Поместье Баопин, расположенное в лесистой местности в сердце Вэй, полушёпотом называли «малой столицей». Стены, башенки и въездные ворота казались точной копией столичных, так что, завидев их издалека, я начал тереть глаза и озираться по сторонам, полагая, что сплю — или, что хуже, коварный кучер подкуплен и везёт нас в Тайцзин.

— Красиво, — одобрительно произнёс Юань Мин, поглаживая бороду. На станции он как следует умылся, сменил шляпу и платье и вернул себе благообразный вид.

— Красиво, — отозвался кучер. — Вы, что же, в первый раз в этих местах? Да уж, наш князь-благодетель постарался, построил настоящую крепость. А внутри-то какое загляденье!

За прочными и высокими стенами, под стать военным укреплениям, на разных уровнях располагались сотни построек в разных стилях — и бесконечность галерей, лестниц, мостков и арок. Приглядевшись, понимаешь, что сады и дворики, не похожие один на другой, символизируют провинции горной страны, а центральная часть — так называемый «внутренний город» — не что иное, как ещё одна, меньшая копия Тайцзина. Устрой себе такую резиденцию кто-нибудь другой, непременно поплатился бы жизнью как бунтарь, посягнувший на императорское величие. Но репутация Цзи Фэйаня и безоговорочное доверие к нему Сына Неба надёжно оберегали от всяких подозрений.

Словоохотливый кучер поведал, что раньше Баопином называлась деревушка, стоявшая на этом месте, но лет десять назад деревенские мальчишки-пастухи наткнулись здесь на целый лабиринт нерукотворных подземных туннелей, а уже через неделю Вэйминьский князь выкупил здешние земли под имение, построил усадьбу и разбил вокруг заповедники. Говорят, привлекли его именно пресловутые туннели, превращающие Баопин в идеальную крепость. От проникновения извне в них устроили ловушки, и тут уж фантазия рассказчиков постаралась, выдумывая самые жуткие и изощрённые механизмы для устрашения и убийства непрошеных гостей.

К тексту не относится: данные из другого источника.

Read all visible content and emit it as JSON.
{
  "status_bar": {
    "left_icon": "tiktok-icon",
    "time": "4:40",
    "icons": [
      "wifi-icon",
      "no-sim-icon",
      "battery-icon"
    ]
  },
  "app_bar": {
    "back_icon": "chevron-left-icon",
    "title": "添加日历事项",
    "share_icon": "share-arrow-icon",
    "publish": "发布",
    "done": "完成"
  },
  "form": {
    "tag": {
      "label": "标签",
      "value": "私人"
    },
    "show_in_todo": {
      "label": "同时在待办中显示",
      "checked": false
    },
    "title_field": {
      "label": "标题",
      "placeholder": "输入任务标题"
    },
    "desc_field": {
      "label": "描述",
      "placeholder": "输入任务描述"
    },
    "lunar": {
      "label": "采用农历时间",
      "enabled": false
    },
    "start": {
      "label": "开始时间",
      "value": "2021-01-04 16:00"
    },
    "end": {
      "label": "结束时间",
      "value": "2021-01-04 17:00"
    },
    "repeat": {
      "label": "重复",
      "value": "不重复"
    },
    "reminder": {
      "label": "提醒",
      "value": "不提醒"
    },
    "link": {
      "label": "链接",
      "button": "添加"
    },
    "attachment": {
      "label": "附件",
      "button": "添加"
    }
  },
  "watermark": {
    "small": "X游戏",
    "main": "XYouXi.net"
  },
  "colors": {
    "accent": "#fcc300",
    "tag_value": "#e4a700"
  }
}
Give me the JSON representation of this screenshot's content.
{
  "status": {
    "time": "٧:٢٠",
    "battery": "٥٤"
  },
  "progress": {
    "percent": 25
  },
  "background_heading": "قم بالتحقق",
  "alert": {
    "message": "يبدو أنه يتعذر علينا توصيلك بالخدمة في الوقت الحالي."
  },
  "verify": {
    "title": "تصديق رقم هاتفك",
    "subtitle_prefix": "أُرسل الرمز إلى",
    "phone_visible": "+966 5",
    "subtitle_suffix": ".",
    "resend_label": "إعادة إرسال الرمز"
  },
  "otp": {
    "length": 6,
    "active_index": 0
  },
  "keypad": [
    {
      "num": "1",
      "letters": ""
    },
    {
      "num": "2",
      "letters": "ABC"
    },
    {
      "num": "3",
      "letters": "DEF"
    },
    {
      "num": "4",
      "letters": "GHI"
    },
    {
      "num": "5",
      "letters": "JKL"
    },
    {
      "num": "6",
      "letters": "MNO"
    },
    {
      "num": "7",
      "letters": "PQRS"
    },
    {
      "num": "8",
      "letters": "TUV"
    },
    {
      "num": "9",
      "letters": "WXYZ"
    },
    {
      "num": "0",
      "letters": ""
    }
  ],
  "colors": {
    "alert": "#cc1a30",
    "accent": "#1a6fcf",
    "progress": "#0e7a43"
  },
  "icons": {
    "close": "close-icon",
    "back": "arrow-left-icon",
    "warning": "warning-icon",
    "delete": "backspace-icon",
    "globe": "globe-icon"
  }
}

— Местное ворьё пыталось было пробраться в поместье понизу, да в живых потом никого не видели. А красные ворота, судари, хоть и гостеприимны, открываются не для всякого.

В сложившихся обстоятельствах я, разумеется, считал неуместным заранее известить князя о своём визите, опасаясь, что любое отправленное письмо непременно выйдет мне боком и будет свидетельствовать против меня. На почтовой станции я раздобыл плотный лист бумаги и кое-как состряпал треугольную визитную карточку, которую по прибытии вручил чопорному привратнику. Мы прождали у входа без малого полчаса, и мне постоянно казалось, что вот-вот с той стороны, откуда мы прибыли, поднимутся клубы пыли и покажутся всадники, посланные для нашей поимки. По дороге до Баопина нам попадались крестьянские хозяйства, но в целом места здесь были не людные. Наконец привратник появился вновь:

— Прошу вас, господа, высокородный князь вас примет.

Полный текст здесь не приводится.